Even though all the first generation capital ‘B’ Beat poets have passed, their legacy has been remixed and remastered for the following generations Their legacy carried on through avant-garde poets and anti-war movements everywhere, and it doesn’t look like it will quiet down soon.

— Sophia Gottfried ('21)

“[The title of my new collection] means that every river is the Yangtze River,” Cherkovski said. “It means that we’re all one boringly human family, and we get to make it exciting. We have the same song inside of us.”

To allow students to immerse themselves more deeply in Beat Generation thought and engage with the culture, Shuttleworth took the seniors to the City Lights Bookstore after they had visited the museum. The store has a rich history behind it, for it was founded by Ferlinghetti, and it contains a great selection of Beat Generation authors.

“City Lights is a fascinating bookstore,” Shuttleworth said. “The workers in the store put little signs up about their favorite books, and [being there] makes you feel part of an intellectual community.” 

During the field trip, Cassady brought a more familial perspective to the students’ understanding of the Beat Generation, as she grew up not only influenced by her father but also figures such as Alan Ginsberg and Jack Kerouac, whom she called “Uncle Jack.” 

Through talking with Cassady, the “Jack Kerouac and the Beat Generation” seniors could understand Kerouac as a relative and part of a family, as a person beyond his literary presence and achievement.

“Jack was quiet, sensitive. He loved to hang out with us kids, and he had a book actually where he made what we would say when we were kids into little haikus,” Cassady said. “He’s always had his little notebook in his pocket and he would take notes of what we’d say.” 

Regarding all the Beat Generation poets she interacted with as a young girl, Cassady realized that they maintained kindness and a gentle compassion towards her, always making room for her thoughts and inviting her to speak about her day, about her life. 

“They were right there with you,” Cassady said. “They made you feel like you were the most important person in the world.”
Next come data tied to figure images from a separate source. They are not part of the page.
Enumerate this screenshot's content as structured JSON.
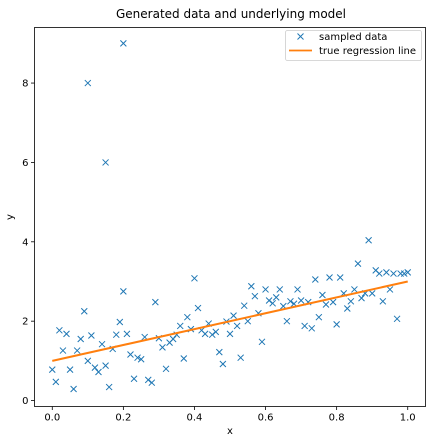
{
  "chart_data": {
    "type": "scatter",
    "title": "Generated data and underlying model",
    "xlabel": "x",
    "ylabel": "y",
    "xlim": [
      -0.05,
      1.05
    ],
    "ylim": [
      -0.15,
      9.4
    ],
    "xticks": [
      0.0,
      0.2,
      0.4,
      0.6,
      0.8,
      1.0
    ],
    "xtick_labels": [
      "0.0",
      "0.2",
      "0.4",
      "0.6",
      "0.8",
      "1.0"
    ],
    "yticks": [
      0,
      2,
      4,
      6,
      8
    ],
    "ytick_labels": [
      "0",
      "2",
      "4",
      "6",
      "8"
    ],
    "grid": false,
    "legend_position": "top-right",
    "series": [
      {
        "name": "sampled data",
        "kind": "scatter",
        "marker": "x",
        "color": "#1f77b4",
        "points": [
          [
            0.0,
            0.78
          ],
          [
            0.01,
            0.47
          ],
          [
            0.02,
            1.77
          ],
          [
            0.03,
            1.26
          ],
          [
            0.04,
            1.68
          ],
          [
            0.05,
            0.78
          ],
          [
            0.06,
            0.29
          ],
          [
            0.07,
            1.26
          ],
          [
            0.08,
            1.55
          ],
          [
            0.09,
            2.25
          ],
          [
            0.1,
            8.0
          ],
          [
            0.1,
            1.0
          ],
          [
            0.11,
            1.64
          ],
          [
            0.12,
            0.83
          ],
          [
            0.13,
            0.72
          ],
          [
            0.14,
            1.42
          ],
          [
            0.15,
            6.0
          ],
          [
            0.15,
            0.88
          ],
          [
            0.16,
            0.34
          ],
          [
            0.17,
            1.3
          ],
          [
            0.18,
            1.66
          ],
          [
            0.19,
            1.98
          ],
          [
            0.2,
            9.0
          ],
          [
            0.2,
            2.75
          ],
          [
            0.21,
            1.68
          ],
          [
            0.22,
            1.16
          ],
          [
            0.23,
            0.55
          ],
          [
            0.24,
            1.08
          ],
          [
            0.25,
            1.04
          ],
          [
            0.26,
            1.6
          ],
          [
            0.27,
            0.52
          ],
          [
            0.28,
            0.45
          ],
          [
            0.29,
            2.48
          ],
          [
            0.3,
            1.57
          ],
          [
            0.31,
            1.34
          ],
          [
            0.32,
            0.8
          ],
          [
            0.33,
            1.46
          ],
          [
            0.34,
            1.55
          ],
          [
            0.35,
            1.66
          ],
          [
            0.36,
            1.88
          ],
          [
            0.37,
            1.06
          ],
          [
            0.38,
            2.1
          ],
          [
            0.39,
            1.8
          ],
          [
            0.4,
            3.08
          ],
          [
            0.41,
            2.33
          ],
          [
            0.42,
            1.77
          ],
          [
            0.43,
            1.68
          ],
          [
            0.44,
            1.94
          ],
          [
            0.45,
            1.66
          ],
          [
            0.46,
            1.73
          ],
          [
            0.47,
            1.22
          ],
          [
            0.48,
            0.92
          ],
          [
            0.49,
            1.99
          ],
          [
            0.5,
            1.68
          ],
          [
            0.51,
            2.14
          ],
          [
            0.52,
            1.88
          ],
          [
            0.53,
            1.08
          ],
          [
            0.54,
            2.39
          ],
          [
            0.55,
            2.0
          ],
          [
            0.56,
            2.88
          ],
          [
            0.57,
            2.63
          ],
          [
            0.58,
            2.2
          ],
          [
            0.59,
            1.48
          ],
          [
            0.6,
            2.8
          ],
          [
            0.61,
            2.52
          ],
          [
            0.62,
            2.45
          ],
          [
            0.63,
            2.6
          ],
          [
            0.64,
            2.8
          ],
          [
            0.65,
            2.38
          ],
          [
            0.66,
            2.0
          ],
          [
            0.67,
            2.5
          ],
          [
            0.68,
            2.44
          ],
          [
            0.69,
            2.8
          ],
          [
            0.7,
            2.52
          ],
          [
            0.71,
            1.88
          ],
          [
            0.72,
            2.48
          ],
          [
            0.73,
            1.82
          ],
          [
            0.74,
            3.05
          ],
          [
            0.75,
            2.1
          ],
          [
            0.76,
            2.66
          ],
          [
            0.77,
            2.42
          ],
          [
            0.78,
            3.1
          ],
          [
            0.79,
            2.48
          ],
          [
            0.8,
            1.92
          ],
          [
            0.81,
            3.1
          ],
          [
            0.82,
            2.7
          ],
          [
            0.83,
            2.32
          ],
          [
            0.84,
            2.5
          ],
          [
            0.85,
            2.8
          ],
          [
            0.86,
            3.45
          ],
          [
            0.87,
            2.58
          ],
          [
            0.88,
            2.7
          ],
          [
            0.89,
            4.04
          ],
          [
            0.9,
            2.7
          ],
          [
            0.91,
            3.28
          ],
          [
            0.92,
            3.2
          ],
          [
            0.93,
            2.5
          ],
          [
            0.94,
            3.23
          ],
          [
            0.95,
            2.8
          ],
          [
            0.96,
            3.2
          ],
          [
            0.97,
            2.06
          ],
          [
            0.98,
            3.2
          ],
          [
            0.99,
            3.2
          ],
          [
            1.0,
            3.23
          ]
        ]
      },
      {
        "name": "true regression line",
        "kind": "line",
        "color": "#ff7f0e",
        "points": [
          [
            0.0,
            1.0
          ],
          [
            1.0,
            3.0
          ]
        ]
      }
    ]
  }
}
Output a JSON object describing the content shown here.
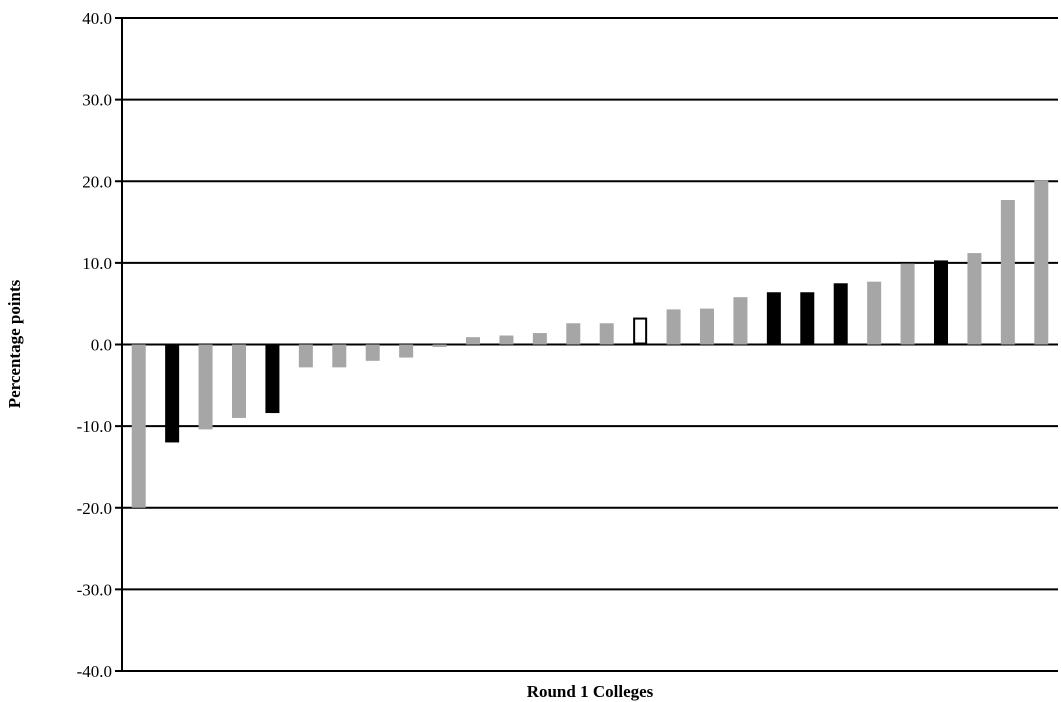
{
  "chart_data": {
    "type": "bar",
    "xlabel": "Round 1 Colleges",
    "ylabel": "Percentage points",
    "ylim": [
      -40,
      40
    ],
    "ytick_step": 10,
    "ytick_labels": [
      "40.0",
      "30.0",
      "20.0",
      "10.0",
      "0.0",
      "-10.0",
      "-20.0",
      "-30.0",
      "-40.0"
    ],
    "grid": true,
    "legend": "none",
    "series": [
      {
        "values": [
          -20.0,
          -12.0,
          -10.4,
          -9.0,
          -8.4,
          -2.8,
          -2.8,
          -2.0,
          -1.6,
          -0.3,
          0.9,
          1.1,
          1.4,
          2.6,
          2.6,
          3.3,
          4.3,
          4.4,
          5.8,
          6.4,
          6.4,
          7.5,
          7.7,
          9.9,
          10.3,
          11.2,
          17.7,
          20.1
        ],
        "styles": [
          "gray",
          "black",
          "gray",
          "gray",
          "black",
          "gray",
          "gray",
          "gray",
          "gray",
          "gray",
          "gray",
          "gray",
          "gray",
          "gray",
          "gray",
          "outline",
          "gray",
          "gray",
          "gray",
          "black",
          "black",
          "black",
          "gray",
          "gray",
          "black",
          "gray",
          "gray",
          "gray"
        ]
      }
    ],
    "colors": {
      "gray": "#a6a6a6",
      "black": "#000000",
      "outline_fill": "#ffffff",
      "outline_stroke": "#000000"
    }
  }
}
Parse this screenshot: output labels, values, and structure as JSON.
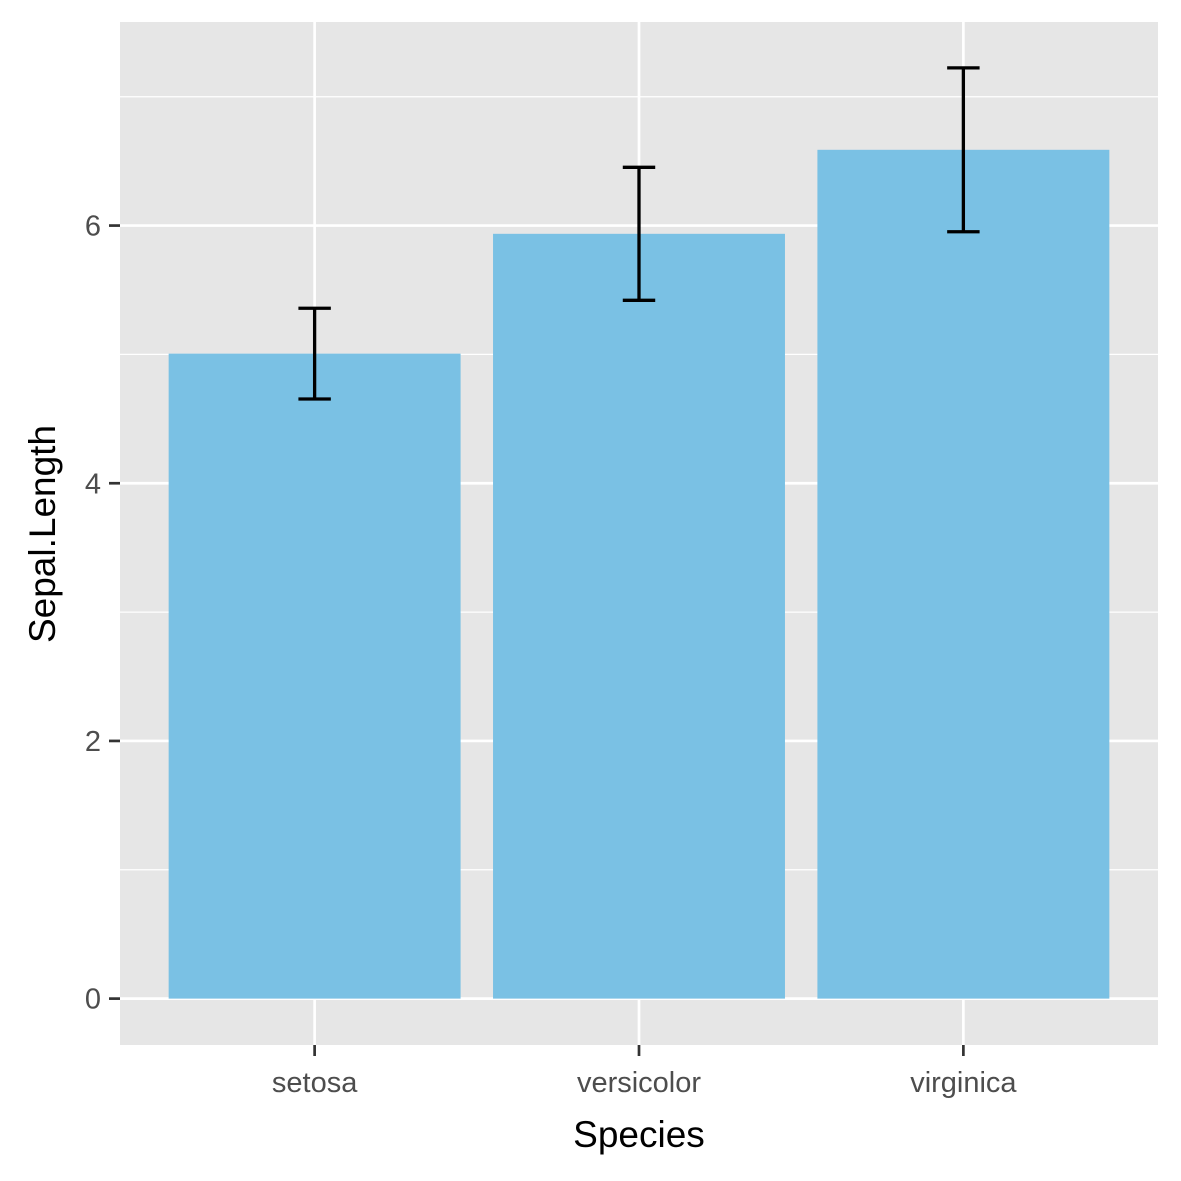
{
  "chart_data": {
    "type": "bar",
    "categories": [
      "setosa",
      "versicolor",
      "virginica"
    ],
    "values": [
      5.006,
      5.936,
      6.588
    ],
    "error_low": [
      4.654,
      5.42,
      5.952
    ],
    "error_high": [
      5.358,
      6.452,
      7.224
    ],
    "title": "",
    "xlabel": "Species",
    "ylabel": "Sepal.Length",
    "ylim": [
      -0.36,
      7.58
    ],
    "yticks": [
      0,
      2,
      4,
      6
    ],
    "ytick_labels": [
      "0",
      "2",
      "4",
      "6"
    ],
    "grid": true,
    "legend": "none",
    "colors": {
      "bar": "#7AC1E4",
      "panel": "#E6E6E6",
      "grid": "#FFFFFF",
      "errorbar": "#000000",
      "tick": "#333333"
    }
  }
}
A previous version of this article incorrectly attributed the portrait of Lawrence Ferlinghetti as a self-portrait instead of crediting Hollis Holbrook as the artist and stated that the Beat Generation movement took place in the mid-19th century instead of the mid-20th century. The caption of the featured photo also misidentified writer Jody Brady as Cathy Cassady, and Neal Cassady was referred to as a “Beat poet” instead of a “Beat icon.” This article has been updated to reflect the corrections of these errors.